Echelon (ELON) came close to posting its first profitable quarter in about five years and beat Wall St estimates by a good margin after the bell today, but the stock continues to get battered after hours after the company guided much lower for next quarter.  The company reported a non GAAP EPS of zero while analysts expected a loss of .17/share.  Revenues came in ahead of estimates as well at $38.8 million (vs estimates of $34 million)

Ah, but it’s always about the guidance and for ELON it doesn’t look good next quarter as the company expects a dip in NES shipments to Duke Energy.  Dip is putting it mildly.  The company expects revenues of just $15 – $17 million next quarter and a loss in the range of .25 – .27/share which would equal the loss of the last 3 quarters.  A big step back for the company, but the future still looks bright despite some bumps in the road. 

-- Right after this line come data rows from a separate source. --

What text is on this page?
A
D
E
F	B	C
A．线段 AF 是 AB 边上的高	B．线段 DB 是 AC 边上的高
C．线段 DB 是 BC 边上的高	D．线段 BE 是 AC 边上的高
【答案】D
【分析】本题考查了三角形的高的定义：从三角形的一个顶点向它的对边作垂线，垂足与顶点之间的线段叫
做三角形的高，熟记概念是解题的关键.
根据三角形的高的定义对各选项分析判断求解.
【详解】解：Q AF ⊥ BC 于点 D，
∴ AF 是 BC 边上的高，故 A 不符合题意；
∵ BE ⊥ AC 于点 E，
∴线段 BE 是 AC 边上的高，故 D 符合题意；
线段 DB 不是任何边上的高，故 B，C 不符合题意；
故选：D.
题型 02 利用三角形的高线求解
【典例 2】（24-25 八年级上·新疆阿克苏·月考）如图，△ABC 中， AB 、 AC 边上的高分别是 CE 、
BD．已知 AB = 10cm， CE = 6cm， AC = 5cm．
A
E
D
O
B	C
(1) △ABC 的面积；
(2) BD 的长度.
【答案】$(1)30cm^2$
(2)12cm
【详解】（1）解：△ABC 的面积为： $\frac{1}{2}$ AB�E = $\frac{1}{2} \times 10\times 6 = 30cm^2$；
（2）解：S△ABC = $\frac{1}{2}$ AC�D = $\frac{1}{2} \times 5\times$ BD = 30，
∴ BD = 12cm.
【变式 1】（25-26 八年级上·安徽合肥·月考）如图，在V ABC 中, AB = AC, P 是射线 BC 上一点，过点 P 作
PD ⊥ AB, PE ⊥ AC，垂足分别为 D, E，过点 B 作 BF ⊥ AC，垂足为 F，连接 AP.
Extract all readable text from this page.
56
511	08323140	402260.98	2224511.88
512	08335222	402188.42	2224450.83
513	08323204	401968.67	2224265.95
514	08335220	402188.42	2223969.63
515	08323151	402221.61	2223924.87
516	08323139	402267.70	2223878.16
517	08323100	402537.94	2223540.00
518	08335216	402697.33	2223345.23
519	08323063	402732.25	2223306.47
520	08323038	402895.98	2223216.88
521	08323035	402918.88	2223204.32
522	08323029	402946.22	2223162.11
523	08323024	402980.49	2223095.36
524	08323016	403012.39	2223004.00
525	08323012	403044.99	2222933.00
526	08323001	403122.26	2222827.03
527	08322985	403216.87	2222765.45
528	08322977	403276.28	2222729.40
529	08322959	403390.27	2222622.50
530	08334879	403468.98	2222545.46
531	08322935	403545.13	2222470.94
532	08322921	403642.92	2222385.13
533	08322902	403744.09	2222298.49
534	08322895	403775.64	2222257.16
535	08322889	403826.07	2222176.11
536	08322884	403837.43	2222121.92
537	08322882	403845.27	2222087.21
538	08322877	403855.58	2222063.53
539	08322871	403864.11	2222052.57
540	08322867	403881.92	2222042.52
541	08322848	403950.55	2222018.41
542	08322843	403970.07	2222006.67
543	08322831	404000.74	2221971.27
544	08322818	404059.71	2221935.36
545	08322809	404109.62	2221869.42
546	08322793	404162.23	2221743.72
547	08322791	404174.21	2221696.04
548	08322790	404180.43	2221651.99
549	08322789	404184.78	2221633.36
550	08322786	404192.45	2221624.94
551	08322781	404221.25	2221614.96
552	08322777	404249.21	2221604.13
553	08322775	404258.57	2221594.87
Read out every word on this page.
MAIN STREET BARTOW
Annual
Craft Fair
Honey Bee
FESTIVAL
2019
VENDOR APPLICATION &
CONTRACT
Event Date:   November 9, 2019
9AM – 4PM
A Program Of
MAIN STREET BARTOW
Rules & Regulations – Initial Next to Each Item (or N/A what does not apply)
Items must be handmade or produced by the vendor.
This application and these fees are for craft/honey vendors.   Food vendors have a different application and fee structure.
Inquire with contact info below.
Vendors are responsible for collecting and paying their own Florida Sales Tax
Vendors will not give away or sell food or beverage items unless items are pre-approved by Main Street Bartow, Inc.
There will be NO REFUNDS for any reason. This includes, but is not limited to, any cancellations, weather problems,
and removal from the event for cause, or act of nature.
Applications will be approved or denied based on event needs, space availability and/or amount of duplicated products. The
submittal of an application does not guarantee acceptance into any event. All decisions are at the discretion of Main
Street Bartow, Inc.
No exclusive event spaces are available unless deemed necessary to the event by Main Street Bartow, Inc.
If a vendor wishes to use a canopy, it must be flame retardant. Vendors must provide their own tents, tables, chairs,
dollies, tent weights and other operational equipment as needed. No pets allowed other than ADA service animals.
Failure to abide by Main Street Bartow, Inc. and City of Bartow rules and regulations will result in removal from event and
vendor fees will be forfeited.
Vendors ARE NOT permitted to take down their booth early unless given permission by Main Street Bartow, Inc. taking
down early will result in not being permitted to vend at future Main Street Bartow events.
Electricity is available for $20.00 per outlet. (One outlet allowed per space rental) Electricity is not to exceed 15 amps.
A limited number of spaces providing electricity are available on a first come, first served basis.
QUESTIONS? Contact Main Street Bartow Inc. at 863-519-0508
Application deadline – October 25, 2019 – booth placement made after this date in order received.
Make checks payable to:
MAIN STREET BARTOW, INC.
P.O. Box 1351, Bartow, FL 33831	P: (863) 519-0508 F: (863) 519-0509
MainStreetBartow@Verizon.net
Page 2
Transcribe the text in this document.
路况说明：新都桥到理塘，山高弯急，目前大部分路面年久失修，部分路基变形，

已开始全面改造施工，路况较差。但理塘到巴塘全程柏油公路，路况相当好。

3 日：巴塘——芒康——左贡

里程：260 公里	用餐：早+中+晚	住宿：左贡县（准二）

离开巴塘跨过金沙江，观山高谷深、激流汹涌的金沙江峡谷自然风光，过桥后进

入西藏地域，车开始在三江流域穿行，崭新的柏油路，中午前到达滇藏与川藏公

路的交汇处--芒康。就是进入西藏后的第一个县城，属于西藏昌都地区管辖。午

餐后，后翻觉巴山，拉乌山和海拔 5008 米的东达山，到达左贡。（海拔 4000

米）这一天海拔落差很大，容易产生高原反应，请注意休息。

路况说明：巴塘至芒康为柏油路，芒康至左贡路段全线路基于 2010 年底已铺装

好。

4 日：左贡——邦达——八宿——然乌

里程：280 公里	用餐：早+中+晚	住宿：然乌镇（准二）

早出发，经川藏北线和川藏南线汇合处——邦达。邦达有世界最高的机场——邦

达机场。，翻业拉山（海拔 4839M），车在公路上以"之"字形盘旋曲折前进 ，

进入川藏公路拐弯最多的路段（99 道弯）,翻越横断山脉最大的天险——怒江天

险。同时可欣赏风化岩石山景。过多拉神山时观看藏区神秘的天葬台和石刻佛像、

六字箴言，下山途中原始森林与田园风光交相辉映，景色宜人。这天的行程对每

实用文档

CEO Bob Maxfield commented on the quarter, saying, “We ended an otherwise difficult year with particularly strong fourth quarter results highlighted by higher NES shipments to Duke and projects in Denmark.  While we are encouraged by the activity in our NES product line, as well as pockets of growth in our LonWorks product line, we remain cautiously optimistic that we will see modest revenue growth in 2010. For the first quarter of 2010, we expect LonWorks product sales to continue at a similar pace, while NES deployments will dip after the strong fourth quarter. Revenue from Enel, which currently has sufficient inventory to meet its short-term needs, should be minimal. Looking ahead, we believe the markets for smart grid infrastructure and energy efficiency will provide a great opportunity, positioning Echelon and its product lines for growth into the future.”

Shares of ELON are off nearly 10% in after hours trading and are down about 50% in just 3 months.  Depending on how the stock reacts to support around 7, that looks like a mighty attractive place to begin scaling into a long term position, but I’d want to see some institutional buying around that level before getting in.